Pouvez-vous me décrire vos auditeurs ?
Pour ce qui est du magazine, à plus ou moins 5 %, je peux diviser le monde en trois tiers. Un tiers pour l’Europe, évidemment dominé par le Royaume-Uni et l’Allemagne. Un tiers pour le continent américain, avec en tête les États-Unis et le Canada. Le Mexique et le Brésil aussi, dans une moindre mesure, mais notre histoire s’est surtout écrite aux États-Unis et au Canada. Enfin, le dernier tiers qui concerne l’Asie Pacifique est dominé par l’Australie, puis Singapour, Hong-Kong, la Thaïlande et le Japon. C’est à quelques points près mais c’est grossièrement comme cela que le monde fonctionne pour nous.

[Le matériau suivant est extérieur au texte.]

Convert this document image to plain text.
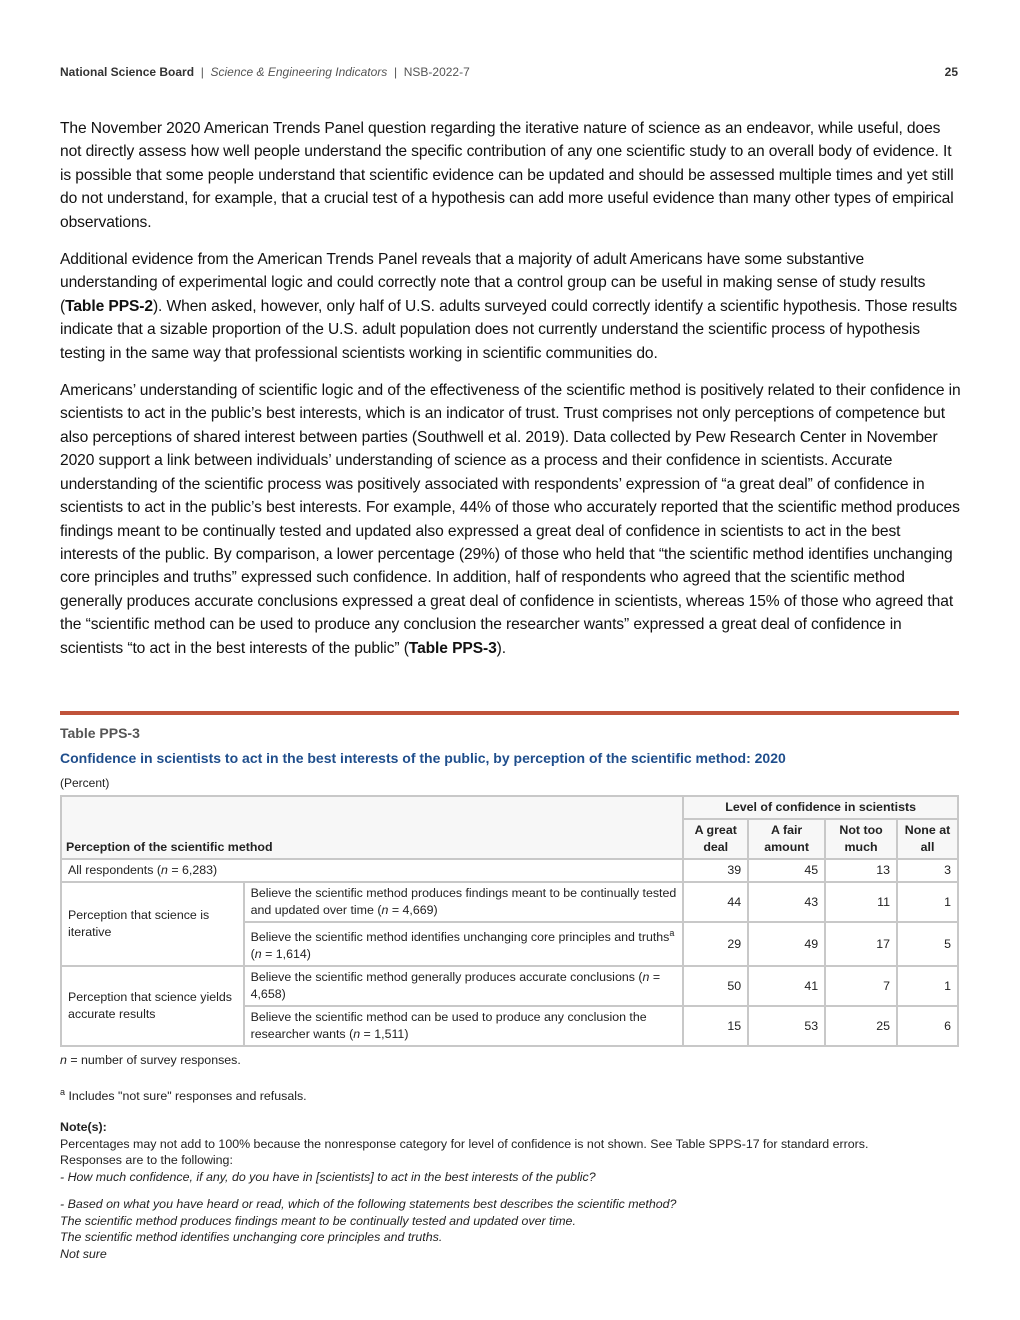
National Science Board  |  Science & Engineering Indicators  |  NSB-2022-7	25

The November 2020 American Trends Panel question regarding the iterative nature of science as an endeavor, while useful, does not directly assess how well people understand the specific contribution of any one scientific study to an overall body of evidence. It is possible that some people understand that scientific evidence can be updated and should be assessed multiple times and yet still do not understand, for example, that a crucial test of a hypothesis can add more useful evidence than many other types of empirical observations.

Additional evidence from the American Trends Panel reveals that a majority of adult Americans have some substantive understanding of experimental logic and could correctly note that a control group can be useful in making sense of study results (Table PPS-2). When asked, however, only half of U.S. adults surveyed could correctly identify a scientific hypothesis. Those results indicate that a sizable proportion of the U.S. adult population does not currently understand the scientific process of hypothesis testing in the same way that professional scientists working in scientific communities do.

Americans’ understanding of scientific logic and of the effectiveness of the scientific method is positively related to their confidence in scientists to act in the public’s best interests, which is an indicator of trust. Trust comprises not only perceptions of competence but also perceptions of shared interest between parties (Southwell et al. 2019). Data collected by Pew Research Center in November 2020 support a link between individuals’ understanding of science as a process and their confidence in scientists. Accurate understanding of the scientific process was positively associated with respondents’ expression of “a great deal” of confidence in scientists to act in the public’s best interests. For example, 44% of those who accurately reported that the scientific method produces findings meant to be continually tested and updated also expressed a great deal of confidence in scientists to act in the best interests of the public. By comparison, a lower percentage (29%) of those who held that “the scientific method identifies unchanging core principles and truths” expressed such confidence. In addition, half of respondents who agreed that the scientific method generally produces accurate conclusions expressed a great deal of confidence in scientists, whereas 15% of those who agreed that the “scientific method can be used to produce any conclusion the researcher wants” expressed a great deal of confidence in scientists “to act in the best interests of the public” (Table PPS-3).

Table PPS-3
Confidence in scientists to act in the best interests of the public, by perception of the scientific method: 2020
(Percent)
Perception of the scientific method		Level of confidence in scientists			
		A great deal	A fair amount	Not too much	None at all
All respondents (n = 6,283)		39	45	13	3
Perception that science is iterative	Believe the scientific method produces findings meant to be continually tested and updated over time (n = 4,669)	44	43	11	1
	Believe the scientific method identifies unchanging core principles and truths$^a$ (n = 1,614)	29	49	17	5
Perception that science yields accurate results	Believe the scientific method generally produces accurate conclusions (n = 4,658)	50	41	7	1
	Believe the scientific method can be used to produce any conclusion the researcher wants (n = 1,511)	15	53	25	6

n = number of survey responses.

$^a$ Includes "not sure" responses and refusals.

Note(s):

Percentages may not add to 100% because the nonresponse category for level of confidence is not shown. See Table SPPS-17 for standard errors.

Responses are to the following:

- How much confidence, if any, do you have in [scientists] to act in the best interests of the public?

- Based on what you have heard or read, which of the following statements best describes the scientific method?

The scientific method produces findings meant to be continually tested and updated over time.

The scientific method identifies unchanging core principles and truths.

Not sure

Le ton est différent puisqu’on est plus nerveux lorsqu’on est en direct. Il est certain qu’on fait moins d’erreurs puisqu’on se jette sans filets.
Pour la radio, il s’agit surtout d’un phénomène nord-américain, qui représente environ 40 pour cent des auditeurs, voire plus. J’imagine que c’est dû aux podcasts et à l’adoption par le public de la radio sur internet, qui, à mon avis, aide beaucoup. Ce que nous remarquons, cependant, c’est que 80 % des visites du site sont dédiées aux podcasts, et 20% le sont au direct, mais nous pensons que le direct est important puisqu’il donne une texture et un son différents. Si on a l’opportunité de réenregistrer son podcast à plusieurs reprises, il est parfait, mais il perd un petit quelque chose, sans oublier que c’est incroyablement coûteux. Quand on enregistre en direct, je pense que l’on a une bonne posture, on se tient bien droit. Le ton est différent puisqu’on est plus nerveux lorsqu’on est en direct. Il est certain qu’on fait moins d’erreurs puisqu’on se jette sans filets. La conséquence de tout cela, c’est que nous avons toujours plus d’auditeurs qui nous écoutent en direct et c’est formidable. Quand on est assis devant son micro, on espère que quelqu’un nous écoute en direct, mais souvent, je me dis : « Ils téléchargeront l’émission dans une heure, deux heures, ou ce week-end. » Ce qui me surprend vraiment, c’est quand je rencontre des gens qui me disent : « Oh, je travaille dans un cabinet d’avocats à San Francisco, et c’est la radio qui est diffusée dans nos bureaux, donc nous écoutons Monocle tout le temps. » D’autres fois, on se rend compte dans un café à Melbourne que c’est la radio qu’ils diffusent. Voilà pourquoi c’est très positif pour nous, en tant que collectif, de voir que ce secteur continue à se développer. Ce qui est aussi ce que nous souhaitons, parce que si l’on regarde ce qui se dessine sur le marché de la radio en voiture, entre autres, c’est là que cela devient intéressant pour nous.
Le média et la marque
En parlant des cafés, pourquoi vous êtes-vous intéressé aux boutiques ? Je comprends qu’il y a des perspectives de revenus, mais étant donné que la presse écrite continue de générer la majorité de vos revenus, quel est le raisonnement derrière tout cela ?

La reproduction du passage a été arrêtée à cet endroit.